28 octubre 2018

O blanco, o negro

No es ningún secreto que los españoles somos gente muy amiga de la rotundidad, enemigos de las medias tintas, y por lo tanto adversarios declarados del consenso o la negociación. Para la mayoría, la vida es algo muy parecido al comportamiento de los fanáticos partidarios de los equipos punteros de fútbol: este es mi equipo y a todo lo demás, ni aire.

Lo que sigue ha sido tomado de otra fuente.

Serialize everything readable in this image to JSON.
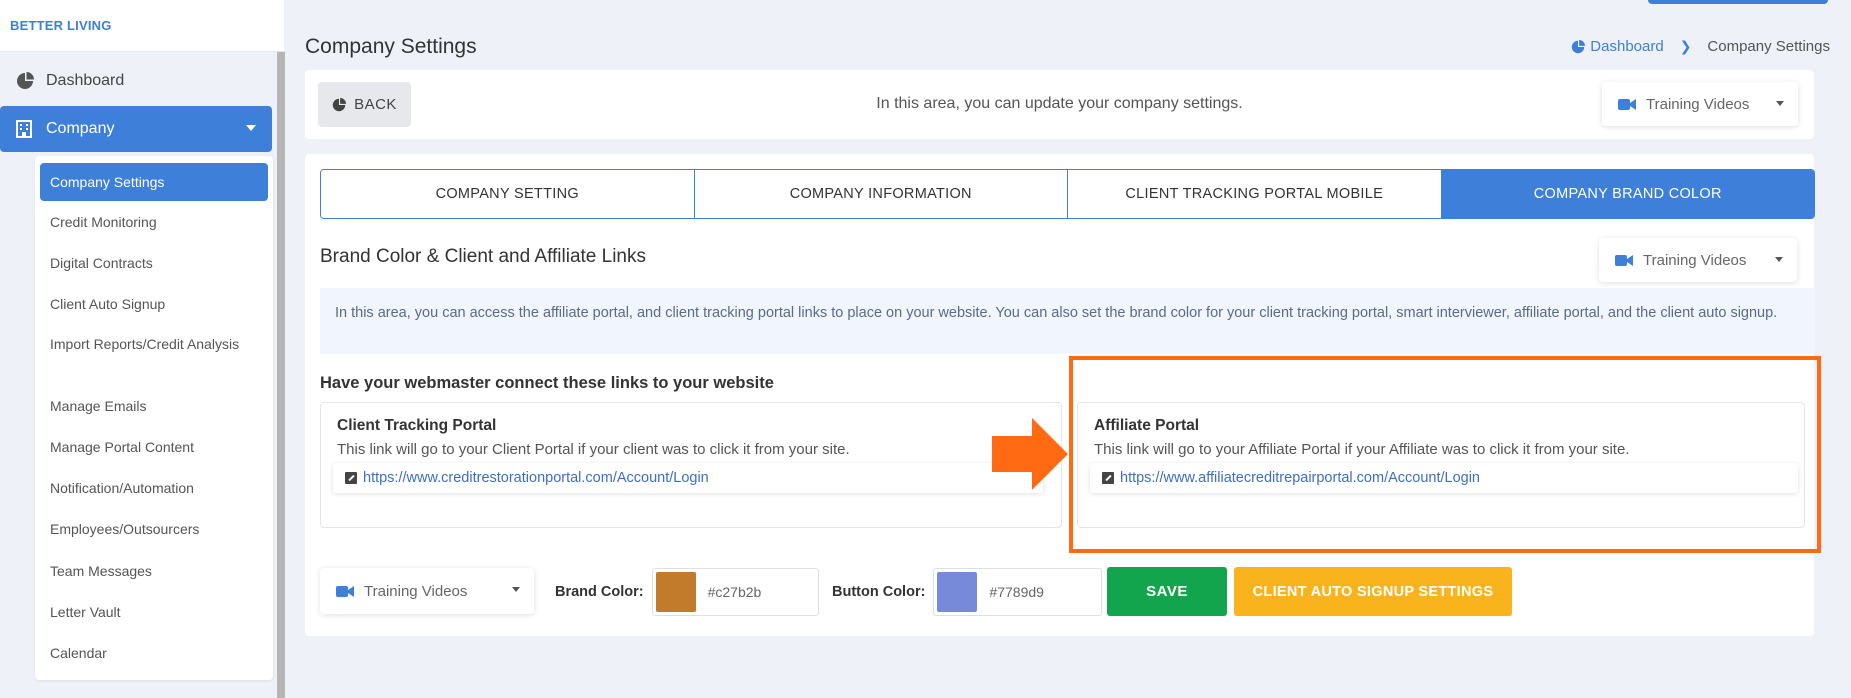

El otro día me decía una amiga originaria de Irlanda del Norte que ella había observado que aquí Woody Allen no dejaba a casi nadie indiferente, unos lo aman y otros lo odian. Poco futuro tenemos los que como yo vemos como de gran calidad una parte de su producción −especialmente la realizada hasta hace años− y excesivamente alimenticia la mayoría de esas películas producidas desde el engendro dedicado a Barcelona, como también esa serie para la televisión de la que he sido incapaz de ver más de dos capítulos.

Me temo que es de alcance mundial el fanatismo con que se ha abordado el asunto refugiado bajo el #MeToo¿de verdad que todos los españoles saben lo que significa esa expresión en inglés?− con el que de repente se pretende que nadie mire con ojos golosos a ninguna fémina, pese a que muchas siguen mostrando con generosidad amplias parcelas de su piel −con cierta turgencia debajo−. Seguramente, ese exhibicionismo está dirigido a un público escogido (por ellas), y siempre queda la posibilidad de, al cabo de 30 años, denunciar a alguien que les tocó el culo, olvidando que fueron ellas las que lo pusieron en bandeja para conseguir un trabajo o lo que fuera que desearan.

Ha habido durante varios días un debate −estéril por supuesto− en la prensa acerca de una canción de Mecano que iba a versionarse en no sé qué concurso de TV. El grandísimo problema es que la letra contenía la palabra «mariconez» y la concursante, muy atenta a los aspavientos que puedan favorecerla, se ha negado a incluir ese vocablo tan homófobo (así lo dice) al cantar. No importa que en su día el grupo Mecano mostraran repetidamente en sus canciones su apoyo a la causa homosexual, que incluso fueran criticados por ello. Ahora no se permite ni un desliz y si una letra de alguna de sus canciones incluye algo tan terrible, tiene que ser porque son terriblemente homófobos.

No soy militante de ningún partido ni he entregado mi corazón −político− a ninguno de ellos, aunque por supuesto los hay que cuentan con mis simpatías y otros que reciben mi más sincero rechazo. Me ha ocurrido varias veces que cuando en una reunión de amigos declaro que tal acción o tal idea de un partido opuesto a mis ideales me parece acertada, inmediatamente he sido calificado por los presentes como desorientado o fingidamente cercano al partido con el que digo simpatizar. No hay salvación: uno tiene que declarar que acepta todo lo que los dirigentes de un partido declaren −si es que se quiere que los amigos admitan que uno no es un traidor−, al tiempo que se pronuncia radicalmente en contra de todo lo que se dice en partidos opuestos, porque ya se sabe: el que se equivoca, estará siempre errado; por el contrario, si de verdad somos cercanos a un partido, hay que estar siempre apoyando lo que hace y dice, sea lo que sea.  

Esa actitud produce contradicciones llamativas, llamativas al menos para los que pretendemos no ser fanáticos en nada. A diario podemos leer el calificativo de okupa referido al actual presidente de gobierno, olvidando lo que esa palabra significa y olvidando −o probablemente desconociendo− el contenido de la actual Constitución española y, concretamente, su artículo 113. Curiosamente, de ese calificativo y de esos olvidos son autores y protagonistas los que se declaran a diario constitucionalistas. Los de siempre.